Welding services are at the core of any metal fabrication shop and Broadway Metal Works excels in this area. Our workforce has many years of experience welding every conceivable configuration of metal. We pride ourselves on the quality and craftsmanship of the welding services we offer. We offer qualified welders in Steel, Stainless Steel, Aluminum, Brass and Carbon. Stick, MIG and TIG are all specialties. Welding can be performed in our plant or on your job location. Here’s a brief explanation of the types of welding available courtesy of Wikipedia. Hyperlinks are provided for your use to learn more.
Shielded metal arc welding (SMAW), also known as manual metal arc (MMA) welding, flux shielded arc welding or informally as stick welding, is a manual arc welding process that uses a consumable electrode coated in flux to lay the weld. An electric current, in the form of either alternating current or direct current from a welding power supply, is used to form an electric arc between the electrode and the metals to be joined. As the weld is laid, the flux coating of the electrode disintegrates, giving off vapors that serve as a shielding gas and providing a layer of slag, both of which protect the weld area from atmospheric contamination. Because of the versatility of the process and the simplicity of its equipment and operation, shielded metal arc welding is one of the world's most popular welding processes. It dominates other welding processes in the maintenance and repair industry. The process is used primarily to weld iron and steels.
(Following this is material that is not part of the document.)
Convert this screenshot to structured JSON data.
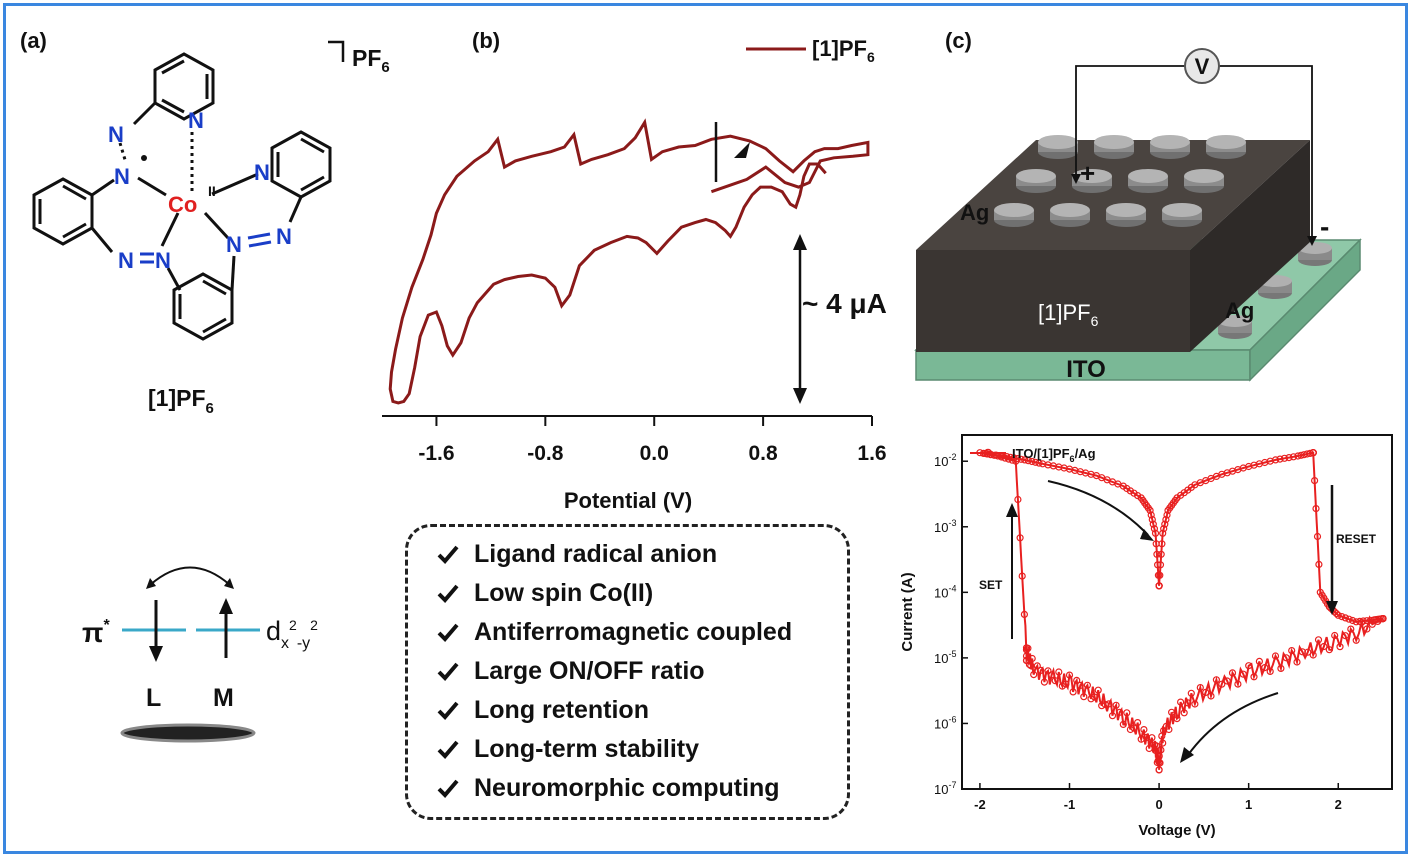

Gas tungsten arc welding (GTAW), also known as tungsten inert gas (TIG) welding, is an arc welding process that uses a non consumable tungsten electrode to produce the weld. The weld area is protected from atmospheric contamination by a shielding gas (usually an inert gas such as argon), and a filler metal is normally used. A constant-current welding power supply produces energy which is conducted across the arc through a column of highly ionized gas and metal vapors known as a plasma. GTAW is most commonly used to weld thin sections of stainless steel and non-ferrous metals such as aluminum, magnesium, and copper alloys. The process grants the operator greater control over the weld than competing processes such as shielded metal arc welding and gas metal arc welding, allowing for stronger, higher quality welds. However, GTAW is comparatively more complex and difficult to master, and furthermore, it is significantly slower than most other welding techniques.
Gas metal arc welding (GMAW), sometimes referred to by its sub-types metal inert gas (MIG) welding or metal active gas (MAG) welding, is a welding process in which an electric arc is formed between a consumable wire electrode and the work piece metal(s), which heats the work piece metal(s), causing them to melt, and join. Along with the wire electrode, a shielding gas is fed through the welding gun, which shields the process from contaminants in the air. The process can be semi-automatic or automatic. A constant voltage, direct current power source is most commonly used with GMAW, but constant current systems, as well as alternating current, can be used. There are four primary methods of metal transfer in GMAW, called globular, short-circuiting, spray, and pulsed-spray, each of which has distinct properties and corresponding advantages and limitations. Originally developed for welding aluminum and other non-ferrous materials in the 1940s, GMAW was soon applied to steels because it allowed for lower welding time compared to other welding processes.